Embedded Evolution

Embedded technology is a running theme in this edition of Electronic Design Europe. I recently visited the Bus & Boards Conference in Long Beach, Calif., followed by the Embedded World Exhibition and Conference in Nuremberg, Germany (see pages 8 and 12). Although very different in character—Bus & Board is a close-knit community kind of event whilst Embedded World is now the largest exhibition of its kind with over 500 companies—both exhibited some exciting technologies.

Single-board-computer company Concurrent Technologies, which appeared at both events, talked extensively about dual-core processing. The company’s VX 407/04x board uses the 2.16GHz Intel Core 2 Duo T7400 processor. A clear advantage of this technology is the improved measured performance/ watt. By using the right operating systems and applications software, it’s possible to boost computing performance to at least twice that of an Intel Pentium M processor. Good stuff, particularly as the Intel Thermal Design Power (TDP) for the 2.16GHz dual core processor is 34W, versus 27W TDP for the singlecore 2.0GHz Intel Pentium M processor 760 with 2Mbytes of L2 cache. To learn more about this, check out my video interview with Concurrent Technologies at http://www.electronicdesign.com/embeddedworld/.

Another interesting technology approach, which I came across at the Embedded World event, hailed from Analog Devices (ADI). ADI put together a pavilion of companies on its exhibition booth, all of which were collaborating with ADI on Blackfin developments. I particularly liked the work of one partner, Swiss firm ANAGRAM Technologies. It specialises in digital audio solutions based on signal-processing algorithms and systems, and licenses its digital audio IP to chipmakers and consumer-electronic OEMs. One of its current projects is Blue Tiger, a hardware and software optical drives platform that’s based on ADI’s Blackfin.

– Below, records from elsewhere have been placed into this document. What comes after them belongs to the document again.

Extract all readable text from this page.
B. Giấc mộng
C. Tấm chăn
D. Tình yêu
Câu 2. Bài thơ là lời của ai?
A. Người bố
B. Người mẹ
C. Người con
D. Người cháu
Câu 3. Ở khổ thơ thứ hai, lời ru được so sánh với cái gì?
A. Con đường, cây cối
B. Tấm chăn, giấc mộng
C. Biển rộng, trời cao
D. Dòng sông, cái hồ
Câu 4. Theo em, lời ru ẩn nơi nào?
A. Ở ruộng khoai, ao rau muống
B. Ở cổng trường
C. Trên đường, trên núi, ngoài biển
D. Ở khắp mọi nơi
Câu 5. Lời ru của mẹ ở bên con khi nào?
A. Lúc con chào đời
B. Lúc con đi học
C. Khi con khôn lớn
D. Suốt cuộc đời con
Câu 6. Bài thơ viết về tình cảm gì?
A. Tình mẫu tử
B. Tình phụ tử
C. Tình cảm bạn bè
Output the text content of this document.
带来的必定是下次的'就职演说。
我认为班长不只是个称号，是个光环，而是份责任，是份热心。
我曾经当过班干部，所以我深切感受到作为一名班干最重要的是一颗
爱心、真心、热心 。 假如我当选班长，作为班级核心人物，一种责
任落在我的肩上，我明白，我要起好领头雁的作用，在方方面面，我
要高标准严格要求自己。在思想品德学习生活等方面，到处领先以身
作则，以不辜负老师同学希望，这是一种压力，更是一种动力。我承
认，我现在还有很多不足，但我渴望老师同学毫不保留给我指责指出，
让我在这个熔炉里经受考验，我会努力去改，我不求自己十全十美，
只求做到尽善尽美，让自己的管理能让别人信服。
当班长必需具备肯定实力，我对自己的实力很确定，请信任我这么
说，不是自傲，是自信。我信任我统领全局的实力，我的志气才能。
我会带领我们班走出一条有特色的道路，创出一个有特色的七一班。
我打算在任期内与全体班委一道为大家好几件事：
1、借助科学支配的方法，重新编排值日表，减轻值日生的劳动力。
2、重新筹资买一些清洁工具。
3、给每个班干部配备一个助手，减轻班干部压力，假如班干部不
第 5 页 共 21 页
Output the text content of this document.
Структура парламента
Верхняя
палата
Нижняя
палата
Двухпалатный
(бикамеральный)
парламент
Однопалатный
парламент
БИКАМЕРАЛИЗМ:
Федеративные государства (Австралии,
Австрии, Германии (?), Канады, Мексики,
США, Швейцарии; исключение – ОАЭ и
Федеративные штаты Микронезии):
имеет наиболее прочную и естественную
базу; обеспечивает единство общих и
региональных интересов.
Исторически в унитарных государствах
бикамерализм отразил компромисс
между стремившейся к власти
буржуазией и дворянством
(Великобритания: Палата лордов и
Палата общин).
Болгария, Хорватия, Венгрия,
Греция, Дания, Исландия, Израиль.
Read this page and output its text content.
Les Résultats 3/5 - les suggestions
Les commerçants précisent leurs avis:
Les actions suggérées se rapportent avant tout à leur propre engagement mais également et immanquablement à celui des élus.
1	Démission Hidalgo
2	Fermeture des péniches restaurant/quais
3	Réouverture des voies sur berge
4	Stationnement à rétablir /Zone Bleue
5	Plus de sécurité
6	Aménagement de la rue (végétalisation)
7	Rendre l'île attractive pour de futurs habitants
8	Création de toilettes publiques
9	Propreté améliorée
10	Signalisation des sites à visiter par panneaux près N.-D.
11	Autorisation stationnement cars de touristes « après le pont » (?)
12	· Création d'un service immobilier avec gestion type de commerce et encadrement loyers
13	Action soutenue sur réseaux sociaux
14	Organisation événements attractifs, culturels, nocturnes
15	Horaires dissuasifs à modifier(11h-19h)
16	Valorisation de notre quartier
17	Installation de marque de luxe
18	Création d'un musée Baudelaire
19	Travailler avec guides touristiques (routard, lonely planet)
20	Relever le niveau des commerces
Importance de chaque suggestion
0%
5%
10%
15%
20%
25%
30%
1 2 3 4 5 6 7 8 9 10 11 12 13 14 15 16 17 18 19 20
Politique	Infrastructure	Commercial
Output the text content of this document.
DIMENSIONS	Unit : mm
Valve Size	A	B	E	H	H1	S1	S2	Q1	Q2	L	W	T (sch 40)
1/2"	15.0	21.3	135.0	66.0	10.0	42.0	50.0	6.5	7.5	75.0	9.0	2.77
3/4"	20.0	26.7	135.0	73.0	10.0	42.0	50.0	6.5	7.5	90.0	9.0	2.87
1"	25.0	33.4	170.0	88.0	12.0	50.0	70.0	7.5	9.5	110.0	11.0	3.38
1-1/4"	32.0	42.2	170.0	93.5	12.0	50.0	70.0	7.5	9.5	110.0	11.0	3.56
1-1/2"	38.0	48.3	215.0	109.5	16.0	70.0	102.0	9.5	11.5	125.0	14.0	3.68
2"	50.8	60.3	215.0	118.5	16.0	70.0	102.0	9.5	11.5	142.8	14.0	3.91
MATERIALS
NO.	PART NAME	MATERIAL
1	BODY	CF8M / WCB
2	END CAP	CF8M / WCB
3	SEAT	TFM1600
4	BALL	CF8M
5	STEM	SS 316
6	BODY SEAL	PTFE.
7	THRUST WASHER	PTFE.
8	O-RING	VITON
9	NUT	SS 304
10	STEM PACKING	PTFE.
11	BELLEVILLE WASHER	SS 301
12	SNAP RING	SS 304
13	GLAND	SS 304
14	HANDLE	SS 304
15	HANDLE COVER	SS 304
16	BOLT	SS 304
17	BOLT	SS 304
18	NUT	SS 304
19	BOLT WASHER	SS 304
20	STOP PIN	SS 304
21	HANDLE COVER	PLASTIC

Those are just a couple examples of interesting technologies from two great technology events. However, one of those events will never quite be the same again. This year’s Bus & Board was a finale. Next year it becomes a conference focused on critical embedded systems.

Why? Well, it’s fair to say that critical embedded systems in military, medical, automotive, industrial, and commercial systems are very topical and important subjects. It’s also fair to say that by renaming and reprofiling the Bus & Board event, it will open the conference doors to a broader spectrum of technology.

Conferences and exhibitions must evolve to stay in unison with the electronics technologies they reflect and, at times, nurture. Bus & Board has always been a very responsible conference when it comes to actively progressing electronics technology, and I strongly suspect that ethos will continue under its new guise.